EMT「日本品質」で世界へ、軽EVから始まるR&D戦略

EMT R&Dセンター(イメージ)
EMT R&Dセンター(イメージ)全 14 枚

EMTは8月31日、横浜市港北区の「EMT R&Dセンター」でメディアセッション&交流会を開催し、新自動車ブランド「EMTA(エムタ)」がめざすブランド像や、車両開発における「R&D Vision」を説明した。

EMTは2027年に第1弾となる軽EVを発売し、その後3年間で計4車種へラインアップを拡充する計画だ。第1弾モデルは中国で生産するいっぽう、商品企画や日本市場への適合、日本品質の作り込みなどを国内で担う。将来は日本で開発・生産する「メイドインジャパン」の実現もめざす。

●横浜のR&Dセンターを開発の中核に

EMTは2025年1月に設立された。2026年5月にEMTAブランドの事業を発表し、7月21日には横浜市港北区に研究開発専用拠点「EMT R&Dセンター」を開所した。

同センターは研究開発機能を集約し、日本の利用者の暮らしや移動、利用環境から得た知見を、製品企画、デザイン、設計、車両評価などへ反映する中核拠点となる。2027年発売予定の第1弾軽EVに加え、その後のモデル開発にも活用する。販売やサービスの現場と開発をつなぎ、利用者の声を商品へ反映する「共創の起点」とする考えだ。

EMTは「全ての人の日常を幸せにする」をパーパスに掲げる。EMTAブランドでは「Daily Magic」を掲げ、日々の暮らしの中で感じられる使いやすさや楽しさを商品やサービスで実現する。

山本CTO

●「KPIはスペックではなく、お客様の笑顔」

EMTの山本浩二CTO(Chief Technical Officer)は、約30年間にわたり日産自動車で車両開発に携わり、初代『リーフ』のプログラムダイレクターとしてグローバル開発を率いた経歴を持つ。

山本CTOはR&Dにおける考え方について、「私たちのKPIはテクノロジーのスペックではなく、お客様の笑顔だ」と説明した。
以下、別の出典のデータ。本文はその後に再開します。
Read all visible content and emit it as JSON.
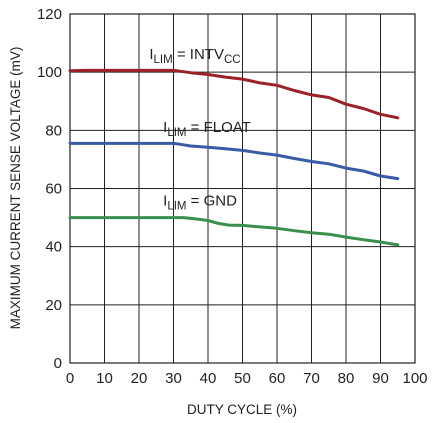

エンジニアが技術や性能そのものを追求するのではなく、それが利用者の価値につながるかを重視する。EMT R&Dセンターは「Daily Magic」を技術によって具体的な商品へ落とし込む拠点と位置付ける。

●「マジックSDV」など4つの基幹技術

EMTAでは「Daily Magic」を実現するため、4つの基幹技術を開発する。中心となるのが、車をスマートフォンのように進化させる「Magic SDV(マジックSDV)」だ。これを「Magic Sync(マジックシンク)」「Magic EV(マジックEV)」「Magic Drive(マジックドライブ)」の3技術が支える。

マジックSDVでは、フルスタックOTAとユーザー体験のデジタル化により、納車後も無償アップデートで機能や操作性を改善する。走行性能や航続距離についても、ソフトウェアによる更新を想定する。
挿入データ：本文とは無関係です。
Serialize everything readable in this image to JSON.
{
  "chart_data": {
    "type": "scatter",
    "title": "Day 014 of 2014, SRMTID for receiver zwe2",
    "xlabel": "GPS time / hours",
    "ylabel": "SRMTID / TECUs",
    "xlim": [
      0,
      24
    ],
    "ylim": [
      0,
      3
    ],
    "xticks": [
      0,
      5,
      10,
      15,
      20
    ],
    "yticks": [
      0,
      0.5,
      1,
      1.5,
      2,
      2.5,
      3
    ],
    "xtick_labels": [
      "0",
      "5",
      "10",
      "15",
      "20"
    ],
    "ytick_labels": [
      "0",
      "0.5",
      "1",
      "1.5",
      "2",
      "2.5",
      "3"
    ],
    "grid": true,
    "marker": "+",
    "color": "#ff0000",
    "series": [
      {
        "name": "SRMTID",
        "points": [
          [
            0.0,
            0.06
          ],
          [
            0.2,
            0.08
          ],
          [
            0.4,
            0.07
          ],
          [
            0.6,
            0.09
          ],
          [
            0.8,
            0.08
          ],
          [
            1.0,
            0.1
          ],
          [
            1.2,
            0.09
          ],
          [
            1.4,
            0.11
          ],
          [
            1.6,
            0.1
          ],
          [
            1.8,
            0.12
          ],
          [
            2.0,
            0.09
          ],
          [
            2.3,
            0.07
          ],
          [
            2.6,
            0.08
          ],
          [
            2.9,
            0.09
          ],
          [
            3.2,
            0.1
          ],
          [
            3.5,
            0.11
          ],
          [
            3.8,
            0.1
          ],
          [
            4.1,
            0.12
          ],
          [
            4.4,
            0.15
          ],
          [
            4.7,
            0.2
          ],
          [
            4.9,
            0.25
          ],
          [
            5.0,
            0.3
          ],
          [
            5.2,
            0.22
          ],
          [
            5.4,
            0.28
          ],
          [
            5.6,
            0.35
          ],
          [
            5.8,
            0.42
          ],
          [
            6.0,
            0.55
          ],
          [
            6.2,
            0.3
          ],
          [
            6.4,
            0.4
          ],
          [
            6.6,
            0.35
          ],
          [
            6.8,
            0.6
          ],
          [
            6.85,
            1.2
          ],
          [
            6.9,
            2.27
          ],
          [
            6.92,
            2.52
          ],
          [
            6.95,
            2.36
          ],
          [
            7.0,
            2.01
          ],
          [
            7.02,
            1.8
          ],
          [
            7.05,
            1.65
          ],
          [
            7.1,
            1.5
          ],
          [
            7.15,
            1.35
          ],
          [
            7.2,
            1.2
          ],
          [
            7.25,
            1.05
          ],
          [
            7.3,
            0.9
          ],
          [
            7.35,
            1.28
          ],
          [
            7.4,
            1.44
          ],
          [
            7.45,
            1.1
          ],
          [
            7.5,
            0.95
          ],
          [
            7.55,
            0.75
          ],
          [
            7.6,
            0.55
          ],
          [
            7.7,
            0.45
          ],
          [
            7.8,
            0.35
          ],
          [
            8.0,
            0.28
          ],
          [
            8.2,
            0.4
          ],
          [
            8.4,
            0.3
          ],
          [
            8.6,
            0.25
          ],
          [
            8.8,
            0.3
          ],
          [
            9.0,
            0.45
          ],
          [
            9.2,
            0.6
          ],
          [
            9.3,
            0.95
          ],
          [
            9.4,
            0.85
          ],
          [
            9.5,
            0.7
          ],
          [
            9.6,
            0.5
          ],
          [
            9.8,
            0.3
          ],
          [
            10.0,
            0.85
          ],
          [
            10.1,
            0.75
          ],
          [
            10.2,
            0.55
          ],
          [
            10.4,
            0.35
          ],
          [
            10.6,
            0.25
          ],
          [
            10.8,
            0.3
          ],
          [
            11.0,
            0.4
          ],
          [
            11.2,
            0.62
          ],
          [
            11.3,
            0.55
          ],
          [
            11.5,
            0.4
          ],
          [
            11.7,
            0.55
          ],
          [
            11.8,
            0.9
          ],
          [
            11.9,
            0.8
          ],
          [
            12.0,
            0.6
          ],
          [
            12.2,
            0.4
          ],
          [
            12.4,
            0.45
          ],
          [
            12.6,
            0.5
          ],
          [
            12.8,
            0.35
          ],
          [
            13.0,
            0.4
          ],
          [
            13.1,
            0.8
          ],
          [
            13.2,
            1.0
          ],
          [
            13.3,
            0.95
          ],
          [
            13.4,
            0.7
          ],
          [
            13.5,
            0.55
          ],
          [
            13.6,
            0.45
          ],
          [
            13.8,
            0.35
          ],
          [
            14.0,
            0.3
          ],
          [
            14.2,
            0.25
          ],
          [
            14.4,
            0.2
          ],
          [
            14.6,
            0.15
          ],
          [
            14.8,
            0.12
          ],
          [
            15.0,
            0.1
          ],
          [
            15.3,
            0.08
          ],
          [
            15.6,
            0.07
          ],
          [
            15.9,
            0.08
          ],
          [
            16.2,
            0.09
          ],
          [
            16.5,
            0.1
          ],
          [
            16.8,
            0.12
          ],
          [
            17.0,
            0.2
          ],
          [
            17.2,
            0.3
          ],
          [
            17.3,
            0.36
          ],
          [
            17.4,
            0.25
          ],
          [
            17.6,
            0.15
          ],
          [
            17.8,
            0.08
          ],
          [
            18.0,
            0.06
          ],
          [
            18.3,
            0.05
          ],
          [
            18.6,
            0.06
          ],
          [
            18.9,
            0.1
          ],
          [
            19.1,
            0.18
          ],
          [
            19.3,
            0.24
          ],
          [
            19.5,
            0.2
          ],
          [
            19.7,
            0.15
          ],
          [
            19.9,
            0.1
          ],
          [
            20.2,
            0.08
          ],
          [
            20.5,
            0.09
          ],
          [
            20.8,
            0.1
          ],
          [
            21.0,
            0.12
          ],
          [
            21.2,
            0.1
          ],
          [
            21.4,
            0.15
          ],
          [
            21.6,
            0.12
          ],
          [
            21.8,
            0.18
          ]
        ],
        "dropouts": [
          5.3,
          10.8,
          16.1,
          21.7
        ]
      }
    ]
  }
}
マジックシンクでは、車両とユーザー、スマートフォンを連携させる。スマートフォンを持って車へ近づくことで解錠やシステム起動を行なうほか、シートやミラー、ステアリング、エアコン、画面、走行モードなどをユーザーの設定に自動で切り替える構想だ。

山本CTOによると、画面デザインやスマートフォンアプリ、搭載機能の初期設計は日本側のチームが決定している。第1弾軽EVは中国生産となるものの、日本市場に合わせた使い勝手を盛り込むという。

デザインスケッチ

●軽EV専用プラットフォームを新開発

マジックEVでは、日本向け軽EVのための専用プラットフォームを新たに開発した。複数のユニットを一体化したeAXLEを搭載し、限られた車体寸法の中で居住性や衝突安全性能を確保しながら、床下に大容量バッテリーを配置する。

静粛性や加速性能に加え、日常利用に必要な航続距離と急速充電性能を確保するという。家庭とEVの間で電力をやり取りする機能なども導入する計画だ。

マジックドライブでは、将来モデルにレベル2クラスの運転支援システムや、日本の道路環境を想定した自動駐車技術を搭載する予定だ。狭い路地や駐車スペースなど、日本特有の環境での使いやすさを追求する。

EMT R&Dセンターでは、こうした技術開発に加え、商品企画、競合車のベンチマーク、日本市場に適合させる設計仕様の決定、国内での適合試験、法規対応や型式認証などを担う。第1弾となる2027年発売予定の軽商用EVについては、2026年9月から日本国内で適合試験を本格化する。